From σ value 0.1 to 0.5, there is a significant improvement in precision (P), increasing from 91.27 to 95.86%. This suggests that excessively low discreteness leads to inference boxes that are too small to capture some larger objects. Between σ values of 0.5 and 1.0, precision (P) remains relatively stable, fluctuating between 95.86% and 95.83%. This indicates that within this range, the choice of σ value has minimal impact on precision. From σ value 1.0 to 1.5, precision (P) declines, decreasing from 95.83 to 91.41%. Excessive discreteness, although capable of covering larger objects, may result in smaller objects being encompassed within other inference boxes. With an increase in σ value, inference speed (FPS) gradually decreases. It drops from 40 FPS at σ value 0.1 to 30 FPS at σ value 1.5. This is because larger σ values typically require more computational resources, thereby reducing inference speed. Overall, a σ value of 0.5 provides relatively high precision (95.86%) while maintaining reasonable speed (35 FPS).

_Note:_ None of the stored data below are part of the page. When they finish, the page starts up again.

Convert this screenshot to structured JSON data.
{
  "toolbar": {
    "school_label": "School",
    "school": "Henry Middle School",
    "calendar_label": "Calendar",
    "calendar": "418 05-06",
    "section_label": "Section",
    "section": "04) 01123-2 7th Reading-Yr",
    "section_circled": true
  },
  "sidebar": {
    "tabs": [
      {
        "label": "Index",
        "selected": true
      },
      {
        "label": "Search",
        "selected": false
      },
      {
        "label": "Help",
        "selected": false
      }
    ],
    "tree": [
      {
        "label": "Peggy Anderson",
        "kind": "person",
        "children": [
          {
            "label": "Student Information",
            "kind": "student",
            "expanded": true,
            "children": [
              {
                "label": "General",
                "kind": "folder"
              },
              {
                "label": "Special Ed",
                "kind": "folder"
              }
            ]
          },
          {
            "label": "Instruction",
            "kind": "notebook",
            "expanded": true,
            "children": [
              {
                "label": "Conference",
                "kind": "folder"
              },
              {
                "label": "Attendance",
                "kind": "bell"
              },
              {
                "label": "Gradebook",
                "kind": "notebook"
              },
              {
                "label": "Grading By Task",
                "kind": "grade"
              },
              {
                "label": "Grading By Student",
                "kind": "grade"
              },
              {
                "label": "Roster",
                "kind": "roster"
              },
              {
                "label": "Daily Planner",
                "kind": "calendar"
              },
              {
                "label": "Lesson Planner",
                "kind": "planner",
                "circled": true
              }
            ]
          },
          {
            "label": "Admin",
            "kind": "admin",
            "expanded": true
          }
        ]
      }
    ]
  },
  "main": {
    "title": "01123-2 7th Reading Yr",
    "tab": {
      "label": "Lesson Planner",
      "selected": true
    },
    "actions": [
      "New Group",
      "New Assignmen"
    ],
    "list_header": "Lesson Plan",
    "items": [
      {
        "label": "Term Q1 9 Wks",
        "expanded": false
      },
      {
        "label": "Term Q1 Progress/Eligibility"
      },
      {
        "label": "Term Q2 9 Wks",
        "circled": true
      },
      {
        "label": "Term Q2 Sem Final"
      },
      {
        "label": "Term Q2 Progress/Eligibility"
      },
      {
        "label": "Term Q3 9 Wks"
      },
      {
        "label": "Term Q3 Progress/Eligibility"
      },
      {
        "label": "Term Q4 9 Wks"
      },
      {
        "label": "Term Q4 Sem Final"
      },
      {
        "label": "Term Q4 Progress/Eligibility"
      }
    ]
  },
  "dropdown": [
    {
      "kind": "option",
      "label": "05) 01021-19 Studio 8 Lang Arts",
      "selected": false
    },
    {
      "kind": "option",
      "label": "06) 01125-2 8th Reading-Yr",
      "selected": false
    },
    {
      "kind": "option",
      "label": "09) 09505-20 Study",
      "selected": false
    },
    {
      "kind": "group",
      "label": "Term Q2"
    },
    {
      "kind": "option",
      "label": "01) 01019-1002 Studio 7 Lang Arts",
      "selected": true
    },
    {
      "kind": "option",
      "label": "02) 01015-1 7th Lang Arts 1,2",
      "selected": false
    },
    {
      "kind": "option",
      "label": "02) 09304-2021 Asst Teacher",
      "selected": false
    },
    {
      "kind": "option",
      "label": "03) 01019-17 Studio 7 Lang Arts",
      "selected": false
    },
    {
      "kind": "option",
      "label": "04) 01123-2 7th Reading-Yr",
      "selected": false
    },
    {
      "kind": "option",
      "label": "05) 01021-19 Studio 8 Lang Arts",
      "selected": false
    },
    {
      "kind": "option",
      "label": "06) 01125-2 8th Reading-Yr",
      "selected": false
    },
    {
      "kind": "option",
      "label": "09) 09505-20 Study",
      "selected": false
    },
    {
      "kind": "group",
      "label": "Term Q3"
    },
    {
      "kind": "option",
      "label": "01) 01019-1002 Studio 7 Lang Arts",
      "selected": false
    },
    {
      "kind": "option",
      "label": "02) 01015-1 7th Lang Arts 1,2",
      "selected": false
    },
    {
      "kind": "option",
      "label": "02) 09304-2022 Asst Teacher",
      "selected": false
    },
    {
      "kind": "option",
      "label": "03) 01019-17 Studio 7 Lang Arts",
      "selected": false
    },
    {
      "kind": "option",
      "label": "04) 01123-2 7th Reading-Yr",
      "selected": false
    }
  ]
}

4.7 Migration Verification

For deploying model-embedded devices, this paper chose the JETSON XAVIER NX from NVIDIA, which is a good small AI computer that offers strong performance at an affordable price. It runs multiple neural networks in parallel, can process data from multiple high-resolution sensors at the same time, and also provides powerful hardware codecs. The program was deployed to the JETSON XAVIER NX development board and tested using 4 RTSP video streams in H264 as the input source of the program. The running results are shown in Fig. 11.

Fig. 11
figure 11

Running results. The left side shows the detection results of 4 RTSP video streams, the upper right part shows the GPU usage, and the lower right part shows the rate of each detection. It can be seen that the inference speed of the network model can reach 16 FPS on average in the case of 4 video streams, which can meet the requirements of real-time detection

5 Conclusion

In this paper, based on the requirements of high accuracy and speed of modern industrial detection, a head detection algorithm based on a strengthened coordinate attention mechanism is proposed in the Caffe framework which is both fast and lightweight, for solving the problems of difficult deployment and slow recognition of head detection models in elevator cabs. The model has an excellent performance in terms of parameters, FLOPs, MAdd and model size. And the model performs well on embedded devices with limited computational resources, with fast inference and actual detection Precision of 97.91%. The average inference speed can reach 16FPS under the simultaneous processing of 4 RTSP video streams, which meets the head detection requirements in elevator cabs. However, there are still some false detections for heads generated by elevator billboards and mirror reflections, and further optimization of the algorithm is needed in the next work to reduce the occurrence of false detections caused by environmental factors. In the subsequent research work, we will further improve the operation efficiency of the algorithm and the recognition accuracy of difficult samples.